Mortgage rates and the 10-year yield

The 10-year yield is the key for housing in 2024. In my 2024 forecast, I have the 10-year yield range between 3.21%-4.25%, with a critical line in the sand at 3.37%. If the economic data stays firm, we shouldn’t break below 3.21%, but if the labor data gets weaker, that line in the sand — which I call the Gandalf line, as in “you shall not pass” — will be tested. 

This 10-year yield range means mortgage rates between 5.75%-7.25%, but this assumes spreads are still bad. The spreads have been improving this year so much that if we hit 4.25% on the 10-year yield, we won’t see 7.25% in mortgage rates. 

Last week, we got great news on inflation data, and we have been saying the inflation growth rate has slowed. However, in the economic game of rock-paper-scissors, it’s labor over inflation data, and the jobless claims data are too low, so the Fed hasn’t pivoted yet. Monday’s podcast will go over this topic more clearly.  

The 10-year yield started last week at 4.14% and ended the week there. Mortgage rates ranged between 6.875% and 6.95%, ending the week at 6.90%. There is not much movement with the 10-year yield and mortgage rates. It’s wild to think that three to six month PCE inflation data is running below 2%, and mortgage rates are still this high. Remember, the Fed hasn’t pivoted and is still very restrictive. 

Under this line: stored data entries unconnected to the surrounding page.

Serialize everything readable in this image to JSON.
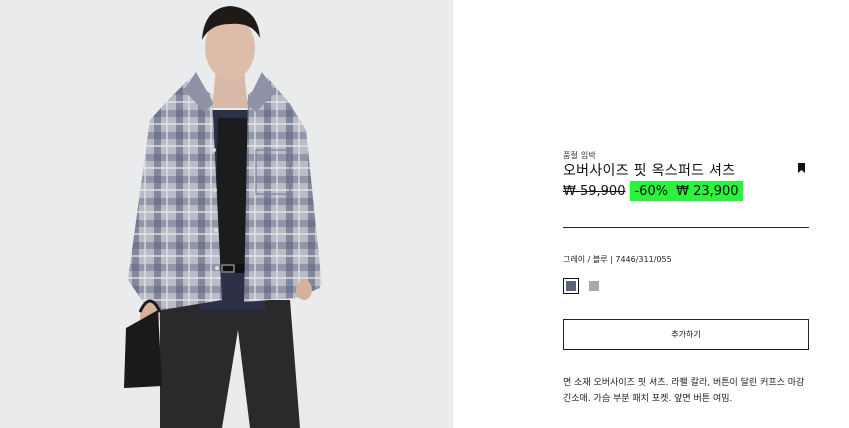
{
  "product": {
    "stock_status": "품절 임박",
    "title": "오버사이즈 핏 옥스퍼드 셔츠",
    "old_price": "₩ 59,900",
    "discount": "-60%",
    "new_price": "₩ 23,900",
    "color_label": "그레이 / 블루",
    "reference": "| 7446/311/055",
    "swatches": [
      {
        "name": "그레이 / 블루",
        "color": "#5d6478",
        "selected": true
      },
      {
        "name": "gray",
        "color": "#a9a9a9",
        "selected": false
      }
    ],
    "add_button_label": "추가하기",
    "description": "면 소재 오버사이즈 핏 셔츠. 라펠 칼라, 버튼이 달린 커프스 마감 긴소매. 가슴 부분 패치 포켓. 앞면 버튼 여밈."
  },
  "colors": {
    "discount_highlight": "#2bf23a",
    "photo_background": "#e9ebec"
  },
  "icons": {
    "bookmark": "bookmark-icon"
  }
}
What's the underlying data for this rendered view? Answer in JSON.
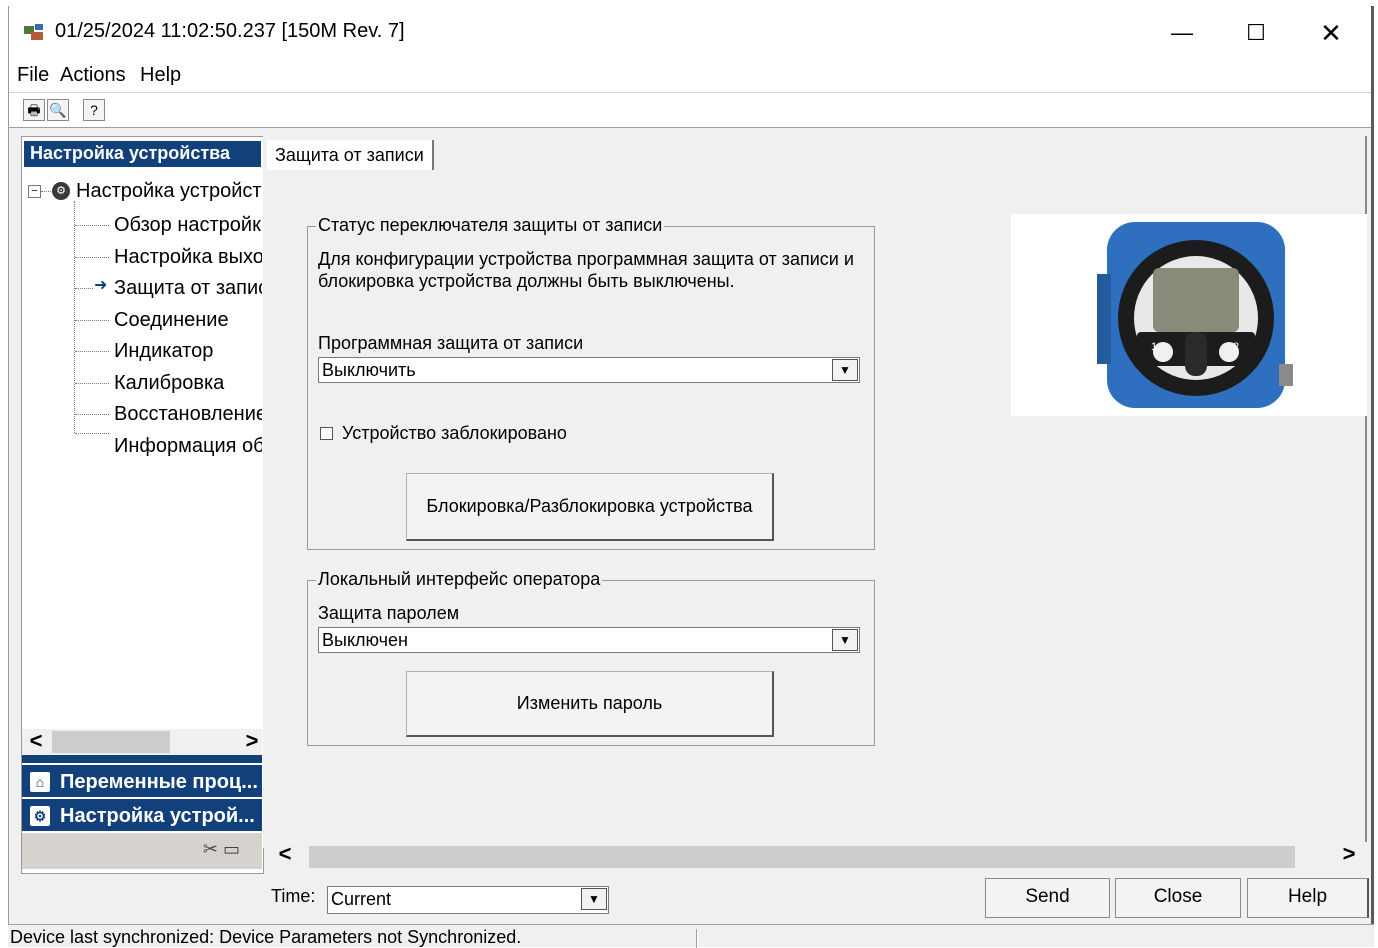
{
  "window": {
    "title": "01/25/2024 11:02:50.237 [150M Rev. 7]",
    "minimize": "—",
    "maximize": "☐",
    "close": "✕"
  },
  "menu": {
    "file": "File",
    "actions": "Actions",
    "help": "Help"
  },
  "toolbar": {
    "icons": [
      "print-icon",
      "print-preview-icon",
      "context-help-icon"
    ]
  },
  "left_panel": {
    "header": "Настройка устройства",
    "tree_root": "Настройка устройства",
    "tree_items": [
      {
        "label": "Обзор настройки"
      },
      {
        "label": "Настройка выхода"
      },
      {
        "label": "Защита от записи",
        "selected": true
      },
      {
        "label": "Соединение"
      },
      {
        "label": "Индикатор"
      },
      {
        "label": "Калибровка"
      },
      {
        "label": "Восстановление/"
      },
      {
        "label": "Информация об"
      }
    ],
    "scroll_left": "<",
    "scroll_right": ">",
    "nav_tabs": [
      {
        "label": "Переменные проц...",
        "icon": "home-icon"
      },
      {
        "label": "Настройка устрой...",
        "icon": "device-icon"
      }
    ]
  },
  "content": {
    "tab": "Защита от записи",
    "status_group": {
      "title": "Статус переключателя защиты от записи",
      "info_line1": "Для конфигурации устройства программная защита от записи и",
      "info_line2": "блокировка устройства должны быть выключены.",
      "sw_protect_label": "Программная защита от записи",
      "sw_protect_value": "Выключить",
      "locked_label": "Устройство заблокировано",
      "locked_checked": false,
      "lock_button": "Блокировка/Разблокировка устройства"
    },
    "local_group": {
      "title": "Локальный интерфейс оператора",
      "password_label": "Защита паролем",
      "password_value": "Выключен",
      "change_button": "Изменить пароль"
    },
    "device_image": {
      "dial_label_1": "1",
      "dial_label_2": "2",
      "color": "#2f6fc0"
    },
    "scroll_left": "<",
    "scroll_right": ">"
  },
  "bottom": {
    "time_label": "Time:",
    "time_value": "Current",
    "send": "Send",
    "close": "Close",
    "help": "Help"
  },
  "status": {
    "text": "Device last synchronized: Device Parameters not Synchronized."
  },
  "colors": {
    "nav_blue": "#12407a",
    "device_blue": "#2f6fc0"
  }
}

The week ahead: Jobs, the Fed and home prices 

It’s jobs week! So we will get the four labor reports: Job openings, ADP, jobless claims and the BLS jobs report. The Federal Reserve meets this week: we won’t see a rate cut this time but the key is the language they use in this meeting after the recent inflation data we saw. Also, the question and answers should be very interesting. We also have some home price data, which of course is a bit lagging from what is happening currently, but we will get those reports as well.